Radiologists call for action on lack of 24/7 interventional services
Radiologists are calling for action on the worsening undersupply of 24/7 interventional services in North America and worldwide.
Members of the specialty made their case in an opinion piece published Wednesday. They highlighted recent research showing only 30% of hospitals with formal IR departments in the Canadian province of Ontario offer after-hours interventional services.
While the investigation—published in the Canadian Association of Radiologists Journal—focused on a small area, many U.S. experts agree the problem is global.
“Worldwide, hospitals are grappling with how to provide consistent, round-the-clock access for life-saving interventional procedures,” Francois H. Cornelis, MD, PhD, an IR specialist with Memorial Sloan Kettering Cancer Center in New York City, and co-authors wrote June 18.
“When minutes separate recovery from irreversible organ damage or death, geographic and temporal barriers to interventional care become unacceptable,” they added. “Whether a patient presents with active hemorrhage in rural France, acute stroke in metropolitan Tokyo, or sepsis requiring drainage in suburban Australia, the clinical imperative remains identical: prompt intervention saves lives and reduces morbidity.”
Overall IR demand rises along with the breadth of its procedures
For the original study, Blair E. Warren and colleagues surveyed 30 radiology department heads across Ontario during a six-week period in 2024 (for a response rate of 41%). Of those, two-thirds had formal interventional radiology divisions. A total of 70% (14 of 20) offered 24/7 IR care, and two of the hospitals without IR departments delivered on-call, nonvascular interventional procedures such as abscess drains. Nearly 93% of groups offering IR call services, meanwhile, said they were experiencing a year-over-year increase in demand.
“As the scope of IR continues to grow, the need for 24/7 access to procedures performed by IR may become more ubiquitous,” Warren, with the Division of Vascular and Interventional Radiology, University Health Network, Toronto, and co-authors advised. “Additionally, patients are increasingly older and medically complex, shifting the risk benefit ratio toward minimally invasive approaches offered by IR, especially for urgent or emergent conditions.”
Some department heads surveyed cited a lack of on-call stipends and resistance from radiologists as reasons for the scarcity of after-hours interventional options.
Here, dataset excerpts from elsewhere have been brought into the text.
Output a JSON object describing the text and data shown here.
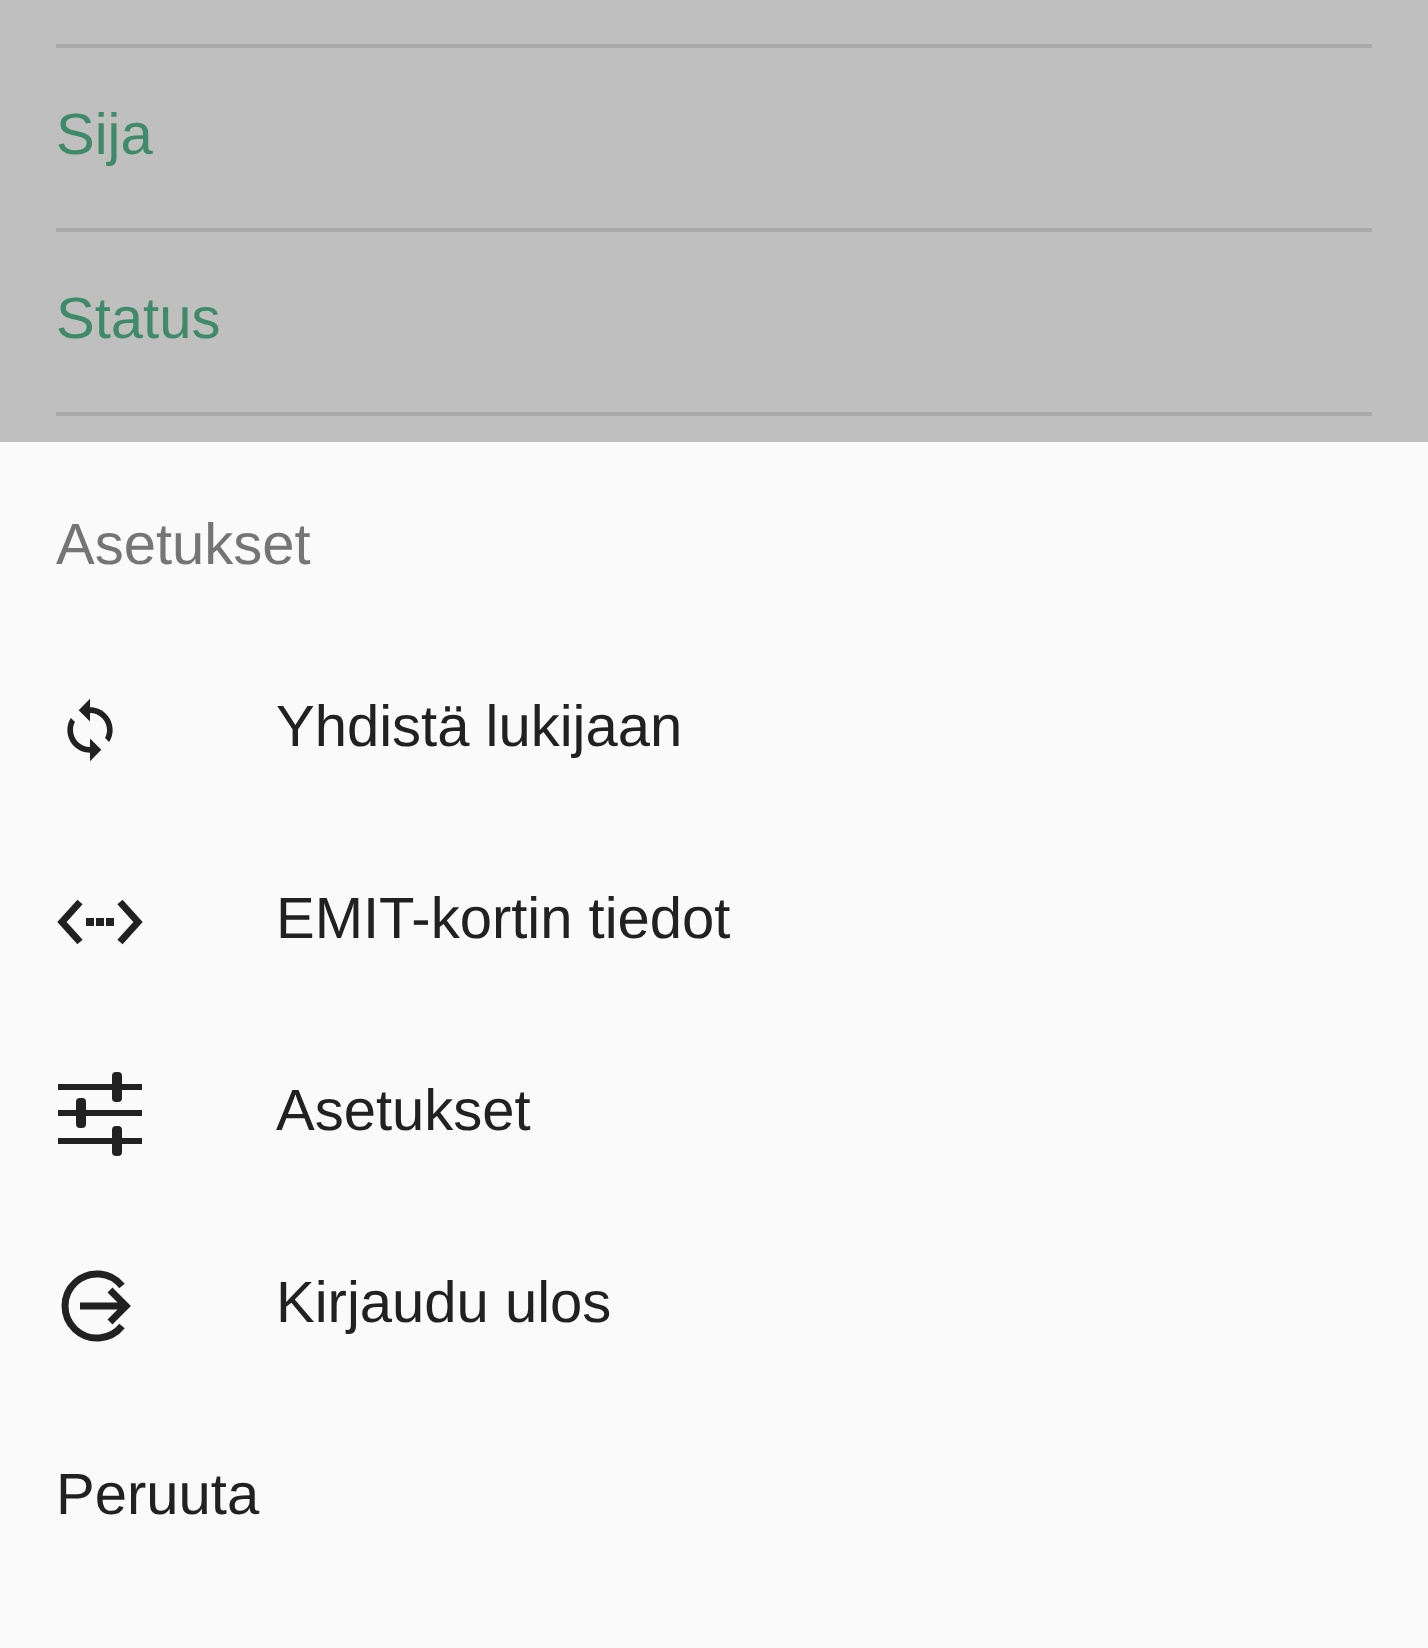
{
  "background_list": {
    "items": [
      {
        "label": "Sija"
      },
      {
        "label": "Status"
      }
    ]
  },
  "bottom_sheet": {
    "title": "Asetukset",
    "items": [
      {
        "kind": "sync",
        "label": "Yhdistä lukijaan"
      },
      {
        "kind": "code",
        "label": "EMIT-kortin tiedot"
      },
      {
        "kind": "tune",
        "label": "Asetukset"
      },
      {
        "kind": "logout",
        "label": "Kirjaudu ulos"
      },
      {
        "kind": "plain",
        "label": "Peruuta"
      }
    ]
  }
}
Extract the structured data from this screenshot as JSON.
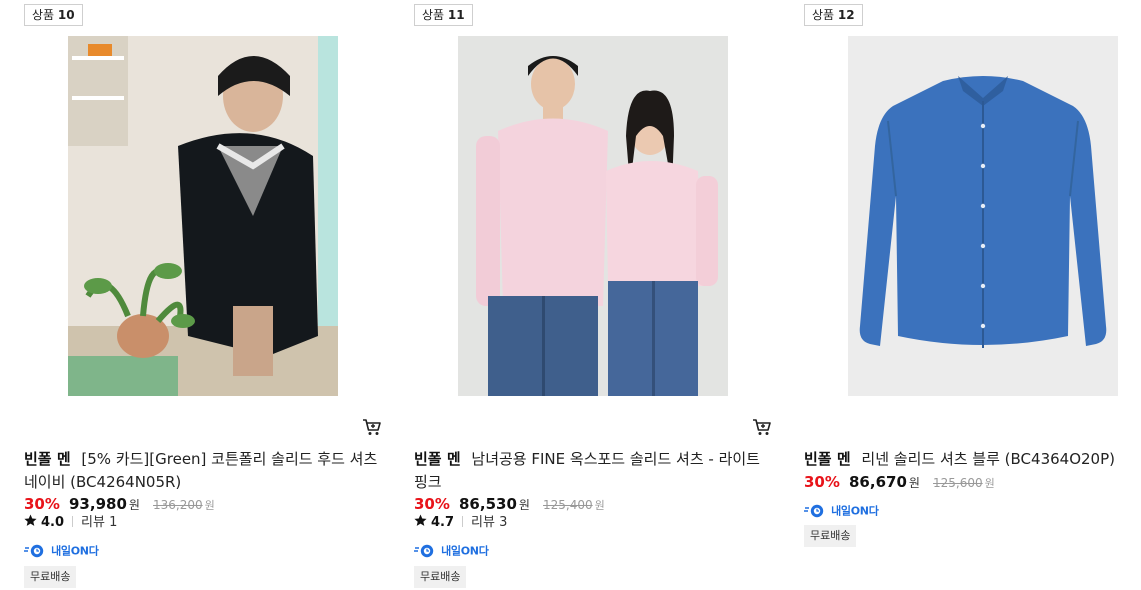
{
  "products": [
    {
      "label_prefix": "상품",
      "label_number": "10",
      "image_icon": "product-photo-man-dark-shirt-plant",
      "brand": "빈폴 멘",
      "name": "[5% 카드][Green] 코튼폴리 솔리드 후드 셔츠 네이비 (BC4264N05R)",
      "discount": "30%",
      "price": "93,980",
      "currency": "원",
      "original_price": "136,200",
      "original_currency": "원",
      "rating": "4.0",
      "reviews": "리뷰 1",
      "delivery": "내일ON다",
      "free_shipping": "무료배송"
    },
    {
      "label_prefix": "상품",
      "label_number": "11",
      "image_icon": "product-photo-couple-pink-shirts",
      "brand": "빈폴 멘",
      "name": "남녀공용 FINE 옥스포드 솔리드 셔츠 - 라이트 핑크",
      "discount": "30%",
      "price": "86,530",
      "currency": "원",
      "original_price": "125,400",
      "original_currency": "원",
      "rating": "4.7",
      "reviews": "리뷰 3",
      "delivery": "내일ON다",
      "free_shipping": "무료배송"
    },
    {
      "label_prefix": "상품",
      "label_number": "12",
      "image_icon": "product-photo-blue-linen-shirt",
      "brand": "빈폴 멘",
      "name": "리넨 솔리드 셔츠 블루 (BC4364O20P)",
      "discount": "30%",
      "price": "86,670",
      "currency": "원",
      "original_price": "125,600",
      "original_currency": "원",
      "delivery": "내일ON다",
      "free_shipping": "무료배송"
    }
  ],
  "icons": {
    "cart": "cart-icon",
    "star": "star-icon",
    "delivery": "delivery-truck-icon"
  },
  "colors": {
    "discount": "#e8131a",
    "delivery_brand": "#1f6fe0",
    "badge_bg": "#f0f0f0"
  }
}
Warren and colleagues believe this implies that financial support for IR on-call activity “could improve access for some.” Logistical challenges in preparing patients for late-night interventional procedures was identified as another barrier.
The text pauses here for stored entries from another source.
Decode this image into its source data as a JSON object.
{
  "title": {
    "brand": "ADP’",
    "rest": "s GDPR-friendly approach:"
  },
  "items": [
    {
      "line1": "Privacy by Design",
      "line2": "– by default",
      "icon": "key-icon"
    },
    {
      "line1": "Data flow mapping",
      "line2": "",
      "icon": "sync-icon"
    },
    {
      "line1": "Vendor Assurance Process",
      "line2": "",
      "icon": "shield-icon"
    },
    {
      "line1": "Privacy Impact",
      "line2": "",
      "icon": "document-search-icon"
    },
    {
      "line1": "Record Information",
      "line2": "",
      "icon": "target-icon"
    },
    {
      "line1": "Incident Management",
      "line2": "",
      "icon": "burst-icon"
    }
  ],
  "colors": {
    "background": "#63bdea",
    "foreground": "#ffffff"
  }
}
“Process improvements to facilitate communication and transportation of patients to and from IR could reduce critical time to treatment and administrative burden,” the authors added.
Going forward, demand for interventional radiology services is only expected to grow. Ontario, Canada’s most crowded province, saw its population grow 3% in 2023 and 2024. Meanwhile, the number of PGY-1 radiology training spots across Canada has remained “grossly stable” since 2014, a problem also seen in the States. Lack of IR-trained physicians and nursing staff are the two most reported barriers to implementation of after-hours IR services, the authors found.
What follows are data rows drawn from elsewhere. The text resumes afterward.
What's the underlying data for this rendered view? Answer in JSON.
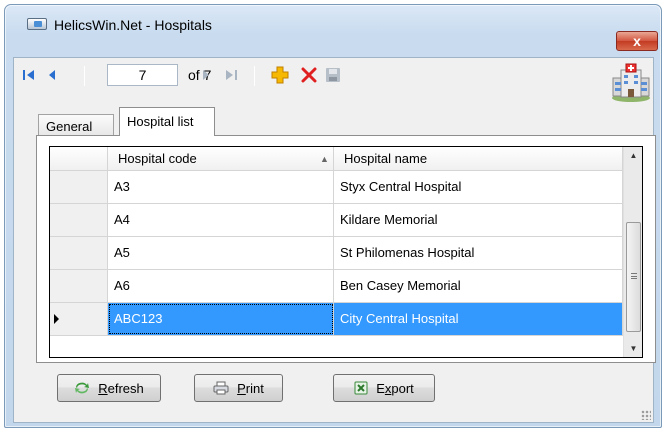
{
  "window": {
    "title": "HelicsWin.Net - Hospitals",
    "close_label": "x"
  },
  "toolbar": {
    "current_position": "7",
    "of_label": "of 7"
  },
  "tabs": [
    {
      "label": "General"
    },
    {
      "label": "Hospital list"
    }
  ],
  "grid": {
    "columns": [
      {
        "label": "Hospital code",
        "sort": "ascending"
      },
      {
        "label": "Hospital name"
      }
    ],
    "rows": [
      {
        "code": "A3",
        "name": "Styx Central Hospital",
        "selected": false
      },
      {
        "code": "A4",
        "name": "Kildare Memorial",
        "selected": false
      },
      {
        "code": "A5",
        "name": "St Philomenas Hospital",
        "selected": false
      },
      {
        "code": "A6",
        "name": "Ben Casey Memorial",
        "selected": false
      },
      {
        "code": "ABC123",
        "name": "City Central Hospital",
        "selected": true
      }
    ]
  },
  "buttons": {
    "refresh_rest": "efresh",
    "refresh_hotkey": "R",
    "print_rest": "rint",
    "print_hotkey": "P",
    "export_rest": "port",
    "export_prefix": "E",
    "export_hotkey": "x"
  },
  "colors": {
    "selection": "#3399ff",
    "delete": "#e02020",
    "add": "#f2a900"
  }
}
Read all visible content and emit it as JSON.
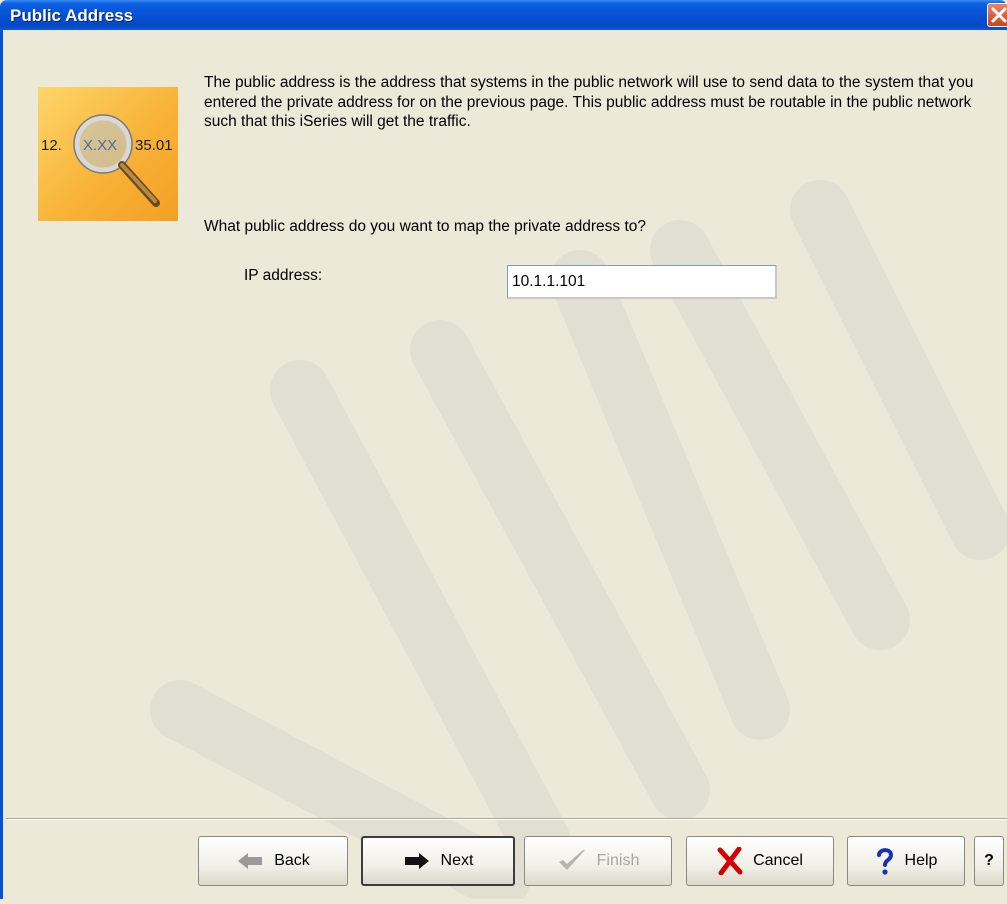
{
  "window": {
    "title": "Public Address"
  },
  "icon": {
    "text_left": "12.",
    "text_middle": "X.XX",
    "text_right": "35.01"
  },
  "description": "The public address is the address that systems in the public network will use to send data to the system that you entered the private address for on the previous page.  This public address must be routable in the public network such that this iSeries will get the traffic.",
  "question": "What public address do you want to map the private address to?",
  "ip": {
    "label": "IP address:",
    "value": "10.1.1.101"
  },
  "buttons": {
    "back": "Back",
    "next": "Next",
    "finish": "Finish",
    "cancel": "Cancel",
    "help": "Help",
    "whats_this": "?"
  },
  "colors": {
    "titlebar": "#0652d6",
    "dialog_bg": "#ece9d8",
    "close_button": "#d5532c",
    "cancel_x": "#d40000",
    "help_q": "#1433b8"
  }
}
A separate recent analysis from data firm Axuall found that interventional radiology is among the five specialties facing the greatest shortages in the U.S.
How to time-proof emergency IR services
In the June 18 commentary, Sloan Kettering radiologist Dr. Francois Cornelis and co-authors at the University of Toronto offered five suggestions on how the specialty can begin building “sustainable” emergency IR services:
1. Workforce planning: Increasing training positions for interventional radiologists while developing retention strategies for existing practitioners.
2. Procedural standardization: Establishing clear guidelines for which emergency procedures must be available within specific timeframes.
3. Network development: Creating formal regional networks with defined transfer protocols and real-time coordination.
4. Facility investment: Prioritizing hybrid interventional environments—combining CT, angiography and surgical capabilities in a single space—in regional centers.
5. Appropriate funding models: Developing reimbursement models that recognize the unique demands of emergency IR provision.
Without personnel to staff these models, however, such suggestions will offer little benefit.
A call for concerted efforts
The authors also detailed five “innovative workforce solutions” to address IR’s staffing demands today.
Their proposed strategies include (1) regional on-call pools serving multiple facilities; (2) hub-and-spoke models with telemedicine support; (3) cross-training of vascular surgeons and interventional cardiologists for select procedures; (4) international recruitment initiatives; and (5) expanded training programs with dedicated emergency IR rotations.
“Creating sustainable 24/7 IR access requires coordinated action among healthcare policymakers, hospital administrators and clinical leaders,” the commentators concluded. “The ultimate goal remains universal: ensuring that no patient’s outcome depends on when they fall ill or where they seek care, but solely on their clinical needs and the evidence-based interventions that modern interventional radiology can provide.”